Le chevalier errant est une figure de l'imaginaire qui ne s'en tient qu'au symbolique, qui veut créer sa vie au coup par coup pour ainsi dire par des coups d'éclats et refuse la continuité qui  tisse la vie par des enchaînements bien conduits. Dès lors la source de sa vie est confiée à l'impulsion, à l'imaginaire: c'est un vagabond qui refuse les racines. On ne peut dire que sa vie a un sens, puisque, à chaque période elle change de sens ce qui interdit de la comprendre et élève un mur entre lui et celui qui a gardé le bon sens.

 

En se livrant à l'imagination du moment il a perdu l'esprit, en se livrant à l'imaginaire il renonce à toute possession et en ce sens, se consacre à la pauvreté ce qui le fait dépendre de la générosité de ceux qu'il rencontre.

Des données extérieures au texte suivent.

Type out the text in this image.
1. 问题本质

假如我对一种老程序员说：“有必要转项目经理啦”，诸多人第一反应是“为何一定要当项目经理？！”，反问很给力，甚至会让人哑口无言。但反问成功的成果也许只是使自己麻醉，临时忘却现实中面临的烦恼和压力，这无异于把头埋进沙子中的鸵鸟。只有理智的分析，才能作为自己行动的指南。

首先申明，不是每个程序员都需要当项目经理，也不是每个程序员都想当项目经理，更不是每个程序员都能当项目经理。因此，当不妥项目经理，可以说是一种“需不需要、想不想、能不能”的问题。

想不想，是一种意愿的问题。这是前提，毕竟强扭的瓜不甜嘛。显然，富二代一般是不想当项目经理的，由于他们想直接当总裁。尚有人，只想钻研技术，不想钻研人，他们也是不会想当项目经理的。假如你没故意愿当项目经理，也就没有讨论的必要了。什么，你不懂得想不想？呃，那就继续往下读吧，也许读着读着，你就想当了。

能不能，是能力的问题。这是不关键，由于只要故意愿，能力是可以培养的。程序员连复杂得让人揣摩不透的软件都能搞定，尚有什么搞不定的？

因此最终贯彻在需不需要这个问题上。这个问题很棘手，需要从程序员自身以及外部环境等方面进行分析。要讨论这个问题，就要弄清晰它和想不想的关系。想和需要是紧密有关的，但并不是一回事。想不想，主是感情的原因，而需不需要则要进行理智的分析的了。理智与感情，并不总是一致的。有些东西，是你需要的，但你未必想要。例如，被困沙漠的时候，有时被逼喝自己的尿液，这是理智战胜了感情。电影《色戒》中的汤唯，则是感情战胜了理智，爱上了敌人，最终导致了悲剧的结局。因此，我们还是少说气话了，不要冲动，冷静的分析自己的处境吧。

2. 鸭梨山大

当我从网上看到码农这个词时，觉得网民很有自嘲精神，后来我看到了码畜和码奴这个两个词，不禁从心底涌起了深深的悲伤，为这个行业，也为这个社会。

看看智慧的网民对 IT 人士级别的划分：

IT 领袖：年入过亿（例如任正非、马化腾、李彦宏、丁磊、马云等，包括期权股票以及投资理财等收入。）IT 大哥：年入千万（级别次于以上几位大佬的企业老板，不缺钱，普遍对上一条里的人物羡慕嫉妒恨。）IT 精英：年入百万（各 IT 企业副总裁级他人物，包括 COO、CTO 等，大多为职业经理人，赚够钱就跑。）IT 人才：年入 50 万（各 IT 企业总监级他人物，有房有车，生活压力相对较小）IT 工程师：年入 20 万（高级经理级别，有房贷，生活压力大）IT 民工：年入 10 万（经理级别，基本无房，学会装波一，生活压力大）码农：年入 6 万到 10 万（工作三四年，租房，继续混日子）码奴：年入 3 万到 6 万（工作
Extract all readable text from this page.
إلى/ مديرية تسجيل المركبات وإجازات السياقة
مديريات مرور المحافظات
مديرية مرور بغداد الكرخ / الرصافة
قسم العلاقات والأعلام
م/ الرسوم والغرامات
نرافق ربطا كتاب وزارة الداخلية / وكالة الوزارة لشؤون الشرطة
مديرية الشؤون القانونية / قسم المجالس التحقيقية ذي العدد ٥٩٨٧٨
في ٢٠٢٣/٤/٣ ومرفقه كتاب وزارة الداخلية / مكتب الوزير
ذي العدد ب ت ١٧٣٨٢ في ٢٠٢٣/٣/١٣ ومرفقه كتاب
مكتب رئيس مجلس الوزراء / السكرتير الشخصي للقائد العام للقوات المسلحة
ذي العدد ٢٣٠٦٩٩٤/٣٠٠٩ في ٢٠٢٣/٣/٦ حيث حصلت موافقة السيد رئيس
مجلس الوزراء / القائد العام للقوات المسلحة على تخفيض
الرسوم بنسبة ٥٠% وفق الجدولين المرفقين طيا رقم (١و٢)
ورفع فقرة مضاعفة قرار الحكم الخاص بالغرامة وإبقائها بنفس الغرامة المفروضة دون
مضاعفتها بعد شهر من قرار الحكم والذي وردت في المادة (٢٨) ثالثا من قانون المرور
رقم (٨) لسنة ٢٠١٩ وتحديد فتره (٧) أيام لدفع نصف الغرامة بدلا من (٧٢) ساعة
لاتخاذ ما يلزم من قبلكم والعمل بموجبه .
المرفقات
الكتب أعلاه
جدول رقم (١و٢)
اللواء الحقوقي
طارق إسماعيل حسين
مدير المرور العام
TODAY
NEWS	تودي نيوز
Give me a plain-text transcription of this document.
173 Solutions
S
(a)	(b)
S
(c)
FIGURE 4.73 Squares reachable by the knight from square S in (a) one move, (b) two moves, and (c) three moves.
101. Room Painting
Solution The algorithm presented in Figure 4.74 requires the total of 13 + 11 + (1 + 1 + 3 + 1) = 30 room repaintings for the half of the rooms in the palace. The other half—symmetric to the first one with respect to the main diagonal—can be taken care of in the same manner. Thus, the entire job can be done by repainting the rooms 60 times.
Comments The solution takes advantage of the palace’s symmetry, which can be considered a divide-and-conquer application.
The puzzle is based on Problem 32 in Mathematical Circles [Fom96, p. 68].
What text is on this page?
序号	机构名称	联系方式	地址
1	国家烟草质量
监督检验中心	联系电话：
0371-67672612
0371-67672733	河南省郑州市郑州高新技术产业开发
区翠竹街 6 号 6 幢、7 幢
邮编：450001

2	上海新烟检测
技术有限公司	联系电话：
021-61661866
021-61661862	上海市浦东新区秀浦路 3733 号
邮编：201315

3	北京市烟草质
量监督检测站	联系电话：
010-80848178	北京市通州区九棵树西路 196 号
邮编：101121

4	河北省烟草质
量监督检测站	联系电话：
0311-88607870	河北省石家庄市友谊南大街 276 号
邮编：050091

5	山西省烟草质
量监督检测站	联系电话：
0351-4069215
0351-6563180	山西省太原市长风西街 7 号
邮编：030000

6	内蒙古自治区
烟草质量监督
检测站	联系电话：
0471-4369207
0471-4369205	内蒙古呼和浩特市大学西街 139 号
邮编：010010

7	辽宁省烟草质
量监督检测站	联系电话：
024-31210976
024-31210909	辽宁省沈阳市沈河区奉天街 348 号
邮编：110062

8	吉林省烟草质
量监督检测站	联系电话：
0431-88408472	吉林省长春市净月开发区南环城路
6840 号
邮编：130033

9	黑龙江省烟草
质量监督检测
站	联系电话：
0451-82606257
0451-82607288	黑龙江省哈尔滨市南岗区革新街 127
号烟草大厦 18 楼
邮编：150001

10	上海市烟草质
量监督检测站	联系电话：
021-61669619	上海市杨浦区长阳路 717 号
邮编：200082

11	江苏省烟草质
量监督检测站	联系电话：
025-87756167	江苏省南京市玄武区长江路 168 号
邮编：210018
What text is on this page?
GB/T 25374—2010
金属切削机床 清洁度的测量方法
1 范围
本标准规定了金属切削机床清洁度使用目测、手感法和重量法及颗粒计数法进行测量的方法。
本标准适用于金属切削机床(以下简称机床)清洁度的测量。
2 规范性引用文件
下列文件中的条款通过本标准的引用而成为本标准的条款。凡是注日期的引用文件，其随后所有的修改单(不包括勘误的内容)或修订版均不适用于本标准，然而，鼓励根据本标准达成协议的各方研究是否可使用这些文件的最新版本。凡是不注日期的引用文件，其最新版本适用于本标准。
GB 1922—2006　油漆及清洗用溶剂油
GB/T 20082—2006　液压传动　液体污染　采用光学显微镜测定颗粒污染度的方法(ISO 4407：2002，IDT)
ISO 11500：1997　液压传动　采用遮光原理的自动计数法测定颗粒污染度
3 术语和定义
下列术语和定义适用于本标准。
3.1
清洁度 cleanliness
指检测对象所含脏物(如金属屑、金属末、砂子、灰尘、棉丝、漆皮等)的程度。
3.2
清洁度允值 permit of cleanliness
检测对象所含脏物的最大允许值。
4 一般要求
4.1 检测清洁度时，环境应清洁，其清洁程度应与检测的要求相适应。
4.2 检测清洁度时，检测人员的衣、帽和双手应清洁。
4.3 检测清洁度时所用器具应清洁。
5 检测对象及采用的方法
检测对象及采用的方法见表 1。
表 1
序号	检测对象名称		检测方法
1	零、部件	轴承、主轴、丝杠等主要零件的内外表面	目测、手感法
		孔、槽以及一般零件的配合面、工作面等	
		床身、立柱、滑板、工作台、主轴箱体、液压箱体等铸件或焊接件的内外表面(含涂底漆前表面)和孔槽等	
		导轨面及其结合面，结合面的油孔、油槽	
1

"Le pauvre": cette intervention de Cervantès sonne comme un rappel à la réalité. Nous y voyons la pitié et la bonté du narrateur.

"se voyait déjà": il s'agit, ici encore, de la confusion entre imaginer et percevoir: l'hallucination est à l'horizon proche.

"Le plaisir singulier": le plaisir de sentir la réalisation de l'impossible et d'en jouir à l'avance. Singulier parce que différent des autres plaisirs puisqu'il ne s'agit pas d'une consommation d'un objet mais d'une satisfaction de croire à la réalisation de l'impossible. Le plaisir de sentir rien qu'en imaginant, plaisir raffiné et rare, mais qui accompagne les rêveries.

"Emporté" : il est pour ainsi dire "ravi". Il ne s'agit plus de contemplation mais d'actions qui vont découler et se nourrir des rêveries. La structure de sa conscience s'est fixée et avec la souplesse de sa conscience, il a perdu sa liberté.

"Mettre son projet à exécution": posséder l'objet de son désir, de sa passion, réaliser un songe, goûter effectivement le charme d'un songe. S'il n'avait pas perdu son bon sens, cela lui paraîtrait impossible. Mais il est tellement touché par la force de ce qu'il imagine qu'il ne doute pas un instant qu'il le voit déjà effectivement réalisé. De ce fait, il prend ses rêveries pour la réalité, elles lui semblent effectivement réalisables, il est emporté avec autant de force que s'il vivait déjà la réalisation d'un songe. 

=> Nous venons d'assister à la naissance de l'illusion et de comprendre, grâce au narrateur,ce qui fait sa force. La puissance de l'imagination c'est qu'elle peut convoquer l'imaginaire mais c'est aussi que cet imaginaire peut aliéner pour peu que l'esprit d'examen ne s'exerce plus. L'imagination fabrique un irréel, mais il arrive que dans la tête de celui qui imagine cet irréel soit considéré comme réalisable. En ce sens le bonheur est un idéal de l'imagination, mais celui qui a perdu le bon sens ne le sait pas. Faut-il le lui dire? Est-il en mesure de l'entendre?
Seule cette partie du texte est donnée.